Which leads me to thinking about 2022.
Truth be told, the pandemic didn’t really affect me businesswise much. In fact, the market came to me and I was as busy as I have ever been. Let me explain. I, for the most part, am in the ‘framing business.’ Business people who feel like there is something that could be better about their business, even if it is being successful, work with me to try and put their finger on what that could be. Typically, it just means a business needs to view their business from a slightly different point of view <kind of like stepping a bit to the side so they can see some things a bit clearer>. I help frame that view. They see the world as locked and I am a key.
That said. This is more difficult than you may think.

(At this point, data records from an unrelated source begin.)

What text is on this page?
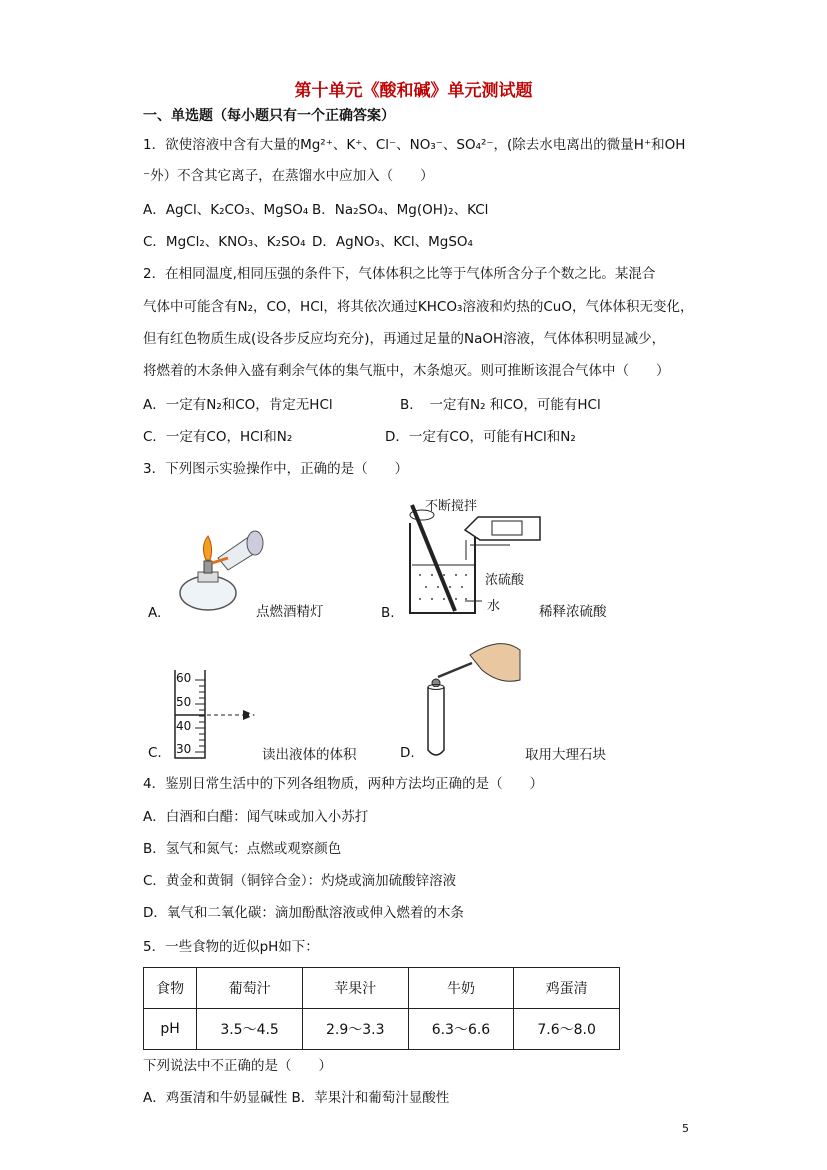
第十单元《酸和碱》单元测试题
一、单选题（每小题只有一个正确答案）
1．欲使溶液中含有大量的Mg²⁺、K⁺、Cl⁻、NO₃⁻、SO₄²⁻，(除去水电离出的微量H⁺和OH
⁻外）不含其它离子，在蒸馏水中应加入（　　）
A．AgCl、K₂CO₃、MgSO₄ B．Na₂SO₄、Mg(OH)₂、KCl
C．MgCl₂、KNO₃、K₂SO₄ D．AgNO₃、KCl、MgSO₄
2．在相同温度,相同压强的条件下，气体体积之比等于气体所含分子个数之比。某混合
气体中可能含有N₂，CO，HCl，将其依次通过KHCO₃溶液和灼热的CuO，气体体积无变化，
但有红色物质生成(设各步反应均充分)，再通过足量的NaOH溶液，气体体积明显减少，
将燃着的木条伸入盛有剩余气体的集气瓶中，木条熄灭。则可推断该混合气体中（　　）
A．一定有N₂和CO，肯定无HCl	B．　一定有N₂ 和CO，可能有HCl
C．一定有CO，HCl和N₂	D．一定有CO，可能有HCl和N₂
3．下列图示实验操作中，正确的是（　　）
A.	点燃酒精灯
不断搅拌
浓硫酸
水
B.	稀释浓硫酸
60
50
40
30
C.	读出液体的体积	D.	取用大理石块
4．鉴别日常生活中的下列各组物质，两种方法均正确的是（　　）
A．白酒和白醋：闻气味或加入小苏打
B．氢气和氮气：点燃或观察颜色
C．黄金和黄铜（铜锌合金）：灼烧或滴加硫酸锌溶液
D．氧气和二氧化碳：滴加酚酞溶液或伸入燃着的木条
5．一些食物的近似pH如下：
食物	葡萄汁	苹果汁	牛奶	鸡蛋清
pH	3.5～4.5	2.9～3.3	6.3～6.6	7.6～8.0
下列说法中不正确的是（　　）
A．鸡蛋清和牛奶显碱性 B．苹果汁和葡萄汁显酸性
5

While businesses have a rhythm, a cadence, for how they interact with the market, changing a business’s rhythm ain’t easy or for the faint of heart. As noted earlier, a business isn’t one steady rhythm, it’s actually a combination of a number of different beats within the organization working in a coherent fashion to effectively work with a market. As long as the business is effectively effective <in some form or fashion>, well, the beat goes on. The pandemic changed the beat, if not stilled it in some way. The market came to me. The pandemic began reframing the business of doing business to business people. Half my job was done <maybe the most difficult part>.

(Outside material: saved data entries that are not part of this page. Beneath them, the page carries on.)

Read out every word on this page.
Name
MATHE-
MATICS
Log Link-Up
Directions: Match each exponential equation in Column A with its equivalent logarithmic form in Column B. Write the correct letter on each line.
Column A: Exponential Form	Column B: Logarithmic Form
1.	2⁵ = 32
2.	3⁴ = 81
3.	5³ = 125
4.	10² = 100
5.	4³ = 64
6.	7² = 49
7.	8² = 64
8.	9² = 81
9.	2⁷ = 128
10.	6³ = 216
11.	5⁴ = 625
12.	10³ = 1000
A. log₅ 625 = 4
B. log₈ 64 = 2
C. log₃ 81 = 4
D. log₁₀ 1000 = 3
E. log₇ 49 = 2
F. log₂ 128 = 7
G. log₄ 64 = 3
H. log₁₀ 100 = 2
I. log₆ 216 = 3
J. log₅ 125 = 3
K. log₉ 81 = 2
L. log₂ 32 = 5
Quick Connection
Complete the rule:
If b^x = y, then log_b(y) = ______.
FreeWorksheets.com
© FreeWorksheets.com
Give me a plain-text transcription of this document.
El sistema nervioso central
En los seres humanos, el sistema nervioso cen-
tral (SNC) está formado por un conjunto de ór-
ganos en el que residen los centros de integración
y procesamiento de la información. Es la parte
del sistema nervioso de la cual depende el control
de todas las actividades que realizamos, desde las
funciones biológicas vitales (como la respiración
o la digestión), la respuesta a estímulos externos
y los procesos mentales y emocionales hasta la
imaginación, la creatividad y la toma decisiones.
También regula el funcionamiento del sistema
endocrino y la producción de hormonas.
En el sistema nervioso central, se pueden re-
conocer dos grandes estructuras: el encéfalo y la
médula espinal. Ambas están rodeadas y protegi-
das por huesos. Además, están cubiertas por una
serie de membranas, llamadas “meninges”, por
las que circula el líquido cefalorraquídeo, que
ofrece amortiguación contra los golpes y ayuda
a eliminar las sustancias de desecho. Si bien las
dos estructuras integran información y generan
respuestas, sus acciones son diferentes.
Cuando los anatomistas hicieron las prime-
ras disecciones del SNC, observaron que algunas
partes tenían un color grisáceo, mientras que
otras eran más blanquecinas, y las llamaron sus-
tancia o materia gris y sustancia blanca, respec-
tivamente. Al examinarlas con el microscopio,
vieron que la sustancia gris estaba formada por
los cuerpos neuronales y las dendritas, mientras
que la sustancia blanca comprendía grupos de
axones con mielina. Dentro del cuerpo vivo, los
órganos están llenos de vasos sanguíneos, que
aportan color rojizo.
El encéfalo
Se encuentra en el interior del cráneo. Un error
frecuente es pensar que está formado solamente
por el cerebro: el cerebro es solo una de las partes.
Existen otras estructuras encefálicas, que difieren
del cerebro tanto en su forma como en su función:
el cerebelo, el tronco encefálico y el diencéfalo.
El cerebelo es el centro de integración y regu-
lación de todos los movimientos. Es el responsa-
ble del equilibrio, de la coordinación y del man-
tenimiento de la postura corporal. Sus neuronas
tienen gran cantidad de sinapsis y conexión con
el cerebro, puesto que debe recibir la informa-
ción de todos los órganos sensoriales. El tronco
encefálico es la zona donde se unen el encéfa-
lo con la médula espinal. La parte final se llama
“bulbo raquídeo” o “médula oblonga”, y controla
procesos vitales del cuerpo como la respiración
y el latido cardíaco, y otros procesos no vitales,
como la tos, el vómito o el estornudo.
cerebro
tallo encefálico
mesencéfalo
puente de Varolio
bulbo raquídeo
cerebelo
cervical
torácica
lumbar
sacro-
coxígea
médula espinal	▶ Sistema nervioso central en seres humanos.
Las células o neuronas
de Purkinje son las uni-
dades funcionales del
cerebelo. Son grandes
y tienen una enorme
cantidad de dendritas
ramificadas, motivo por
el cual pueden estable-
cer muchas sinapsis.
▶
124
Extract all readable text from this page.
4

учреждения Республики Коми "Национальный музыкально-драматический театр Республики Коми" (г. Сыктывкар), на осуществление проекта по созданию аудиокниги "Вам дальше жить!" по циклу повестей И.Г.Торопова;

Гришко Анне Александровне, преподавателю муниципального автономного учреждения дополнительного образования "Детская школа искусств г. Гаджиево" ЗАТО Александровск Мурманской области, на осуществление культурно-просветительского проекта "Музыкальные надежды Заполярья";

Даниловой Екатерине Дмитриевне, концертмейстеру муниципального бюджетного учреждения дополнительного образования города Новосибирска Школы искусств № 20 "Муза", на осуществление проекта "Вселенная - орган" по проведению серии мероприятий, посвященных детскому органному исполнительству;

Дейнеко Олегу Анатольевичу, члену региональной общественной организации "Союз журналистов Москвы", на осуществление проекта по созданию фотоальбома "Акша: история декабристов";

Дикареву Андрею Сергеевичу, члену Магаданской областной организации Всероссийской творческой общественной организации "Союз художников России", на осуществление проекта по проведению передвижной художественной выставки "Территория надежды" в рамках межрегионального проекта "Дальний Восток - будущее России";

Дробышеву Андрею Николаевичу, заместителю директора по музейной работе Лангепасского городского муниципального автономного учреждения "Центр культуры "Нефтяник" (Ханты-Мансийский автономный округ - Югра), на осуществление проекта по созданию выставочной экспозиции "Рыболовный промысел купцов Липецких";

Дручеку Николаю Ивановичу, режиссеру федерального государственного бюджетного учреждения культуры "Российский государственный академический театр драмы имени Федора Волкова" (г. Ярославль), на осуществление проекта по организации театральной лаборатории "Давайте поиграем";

So, yes, it is my belief that inevitably business is about framing <systems and process and outcomes exist within a frame>.

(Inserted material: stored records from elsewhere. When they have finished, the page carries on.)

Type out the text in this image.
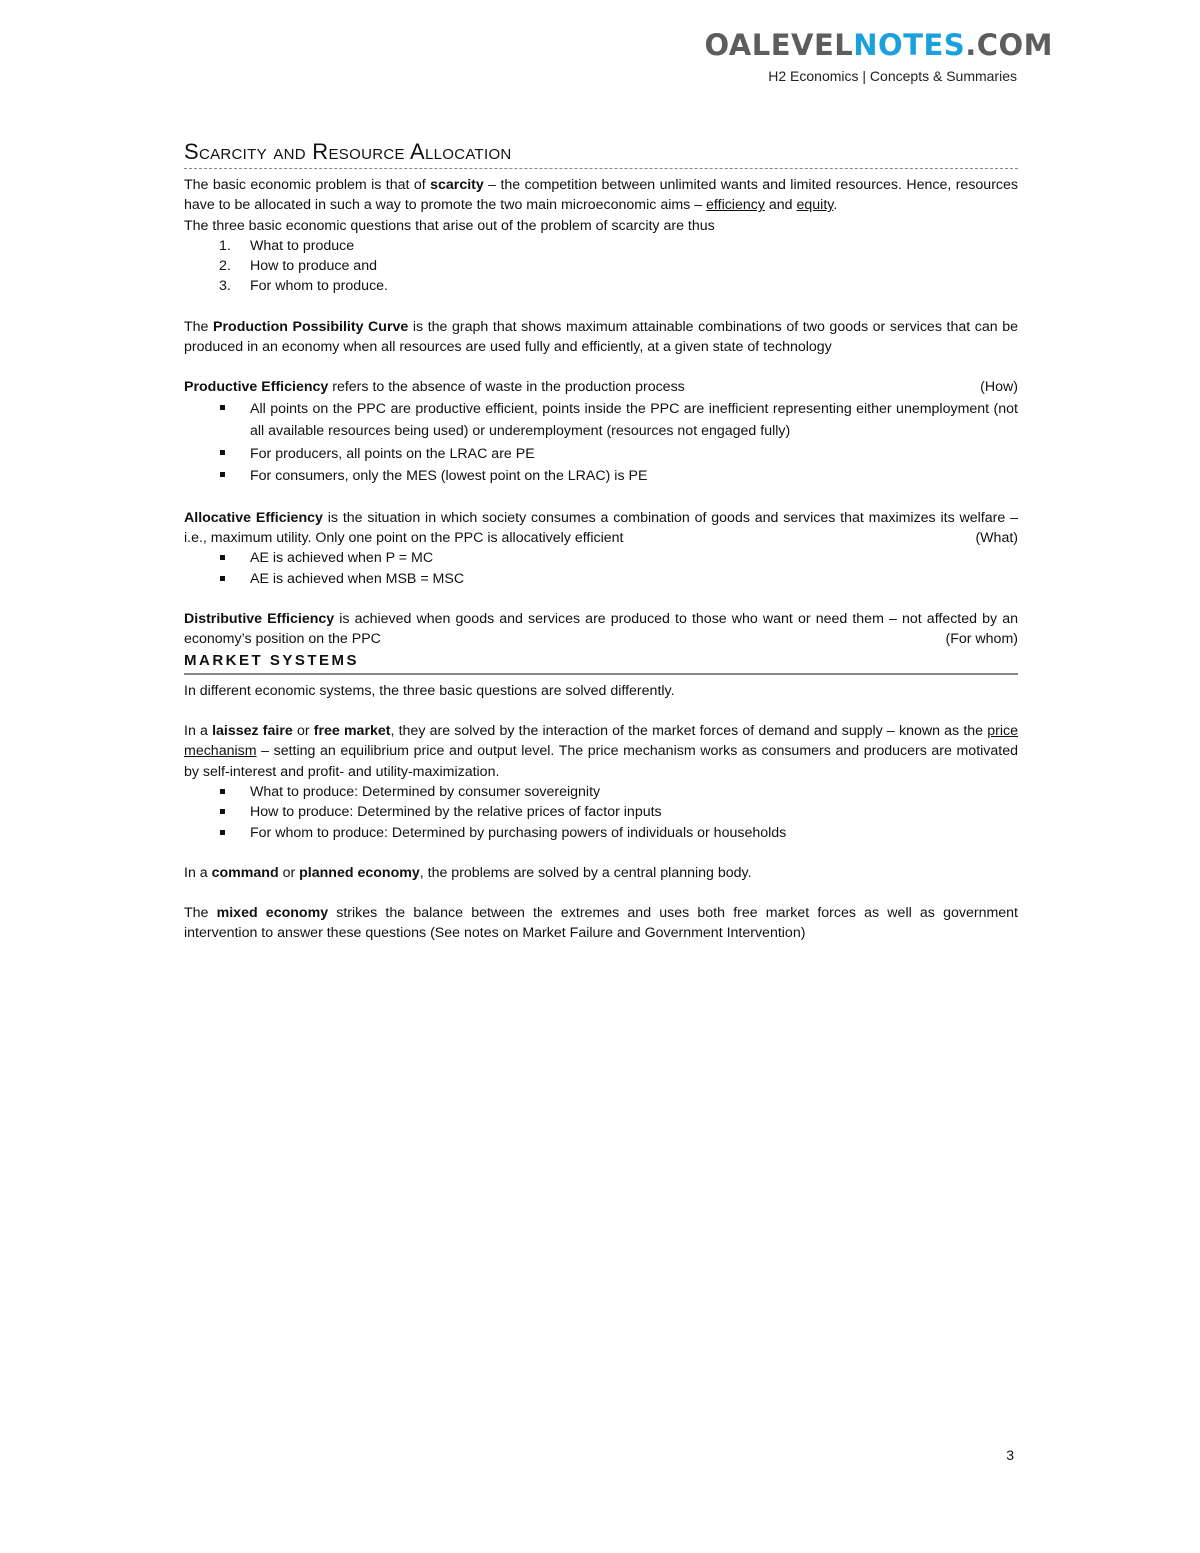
OALEVELNOTES.COM
H2 Economics | Concepts & Summaries
Scarcity and Resource Allocation

The basic economic problem is that of scarcity – the competition between unlimited wants and limited resources. Hence, resources have to be allocated in such a way to promote the two main microeconomic aims – efficiency and equity.

The three basic economic questions that arise out of the problem of scarcity are thus

1. What to produce
2. How to produce and
3. For whom to produce.

The Production Possibility Curve is the graph that shows maximum attainable combinations of two goods or services that can be produced in an economy when all resources are used fully and efficiently, at a given state of technology

Productive Efficiency refers to the absence of waste in the production process	(How)

All points on the PPC are productive efficient, points inside the PPC are inefficient representing either unemployment (not all available resources being used) or underemployment (resources not engaged fully)
For producers, all points on the LRAC are PE
For consumers, only the MES (lowest point on the LRAC) is PE

Allocative Efficiency is the situation in which society consumes a combination of goods and services that maximizes its welfare – i.e., maximum utility. Only one point on the PPC is allocatively efficient	(What)

AE is achieved when P = MC
AE is achieved when MSB = MSC

Distributive Efficiency is achieved when goods and services are produced to those who want or need them – not affected by an economy’s position on the PPC	(For whom)

MARKET SYSTEMS

In different economic systems, the three basic questions are solved differently.

In a laissez faire or free market, they are solved by the interaction of the market forces of demand and supply – known as the price mechanism – setting an equilibrium price and output level. The price mechanism works as consumers and producers are motivated by self-interest and profit- and utility-maximization.

What to produce: Determined by consumer sovereignity
How to produce: Determined by the relative prices of factor inputs
For whom to produce: Determined by purchasing powers of individuals or households

In a command or planned economy, the problems are solved by a central planning body.

The mixed economy strikes the balance between the extremes and uses both free market forces as well as government intervention to answer these questions (See notes on Market Failure and Government Intervention)

3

If you don’t frame what you want to do, hopefully frame the market well <the law of the situation>, and what the market will permit you to pursue effectively, you are screwed. That said. While some people devour technology and other devour ‘humancentric’, I devour the space, the liminal space, in-between. It is in this technology/people inbetween space I devour what Taleb called “half invented ideas.” What I mean by that is I have never really seen the need to create something new when a business seeks to find a new rhythm. The odds are some half-invented ideas laying around in someone’s office or mind having been discarded at some point as ‘not efficient or effective or whatever” or, even easier, the ideas lay in books all of us should have devoured by now from Alvin Toffler, Cluetrain Manifesto, Ralph Stacy, Mary Parker Follett, Drucker and more recently Jaron Lanier, Brian Christian, Bazerman, Flynn Coleman.
Look.
2022 is going to look like an awfully good hand to be played for most businesses. This is opposite the larger business truth that business mostly demands doing the best you can with a bad hand. The issue is, and will remain, what will business compromise within the means to the ends in order to attain the ends it desires? To be clear. Compromise is not a dirty word if it means forestalling a situation worse than what non-compromise would create and, frankly, a lot of leadership work in business is involved in simply preparing for the moments when fortune favors you – moments in which you take the win and take everything you can. In other words, you devour an opportunity in totality. And maybe that is my point for 2022. Opportunities will abound for business and businesses in 2022 and it will be easy for a business to be devoured BY these opportunities. I, on the other hand, believe fortune will inevitably favor the businesses who will grow and become better by devouring opportunities through the means which will stand the test of time. And devouring will not demand any false disruption charlatans, just some good old smart, ethical, thinking.
Have a good 2022 and I hope you learned a lot in 2021. Be the key. Devour.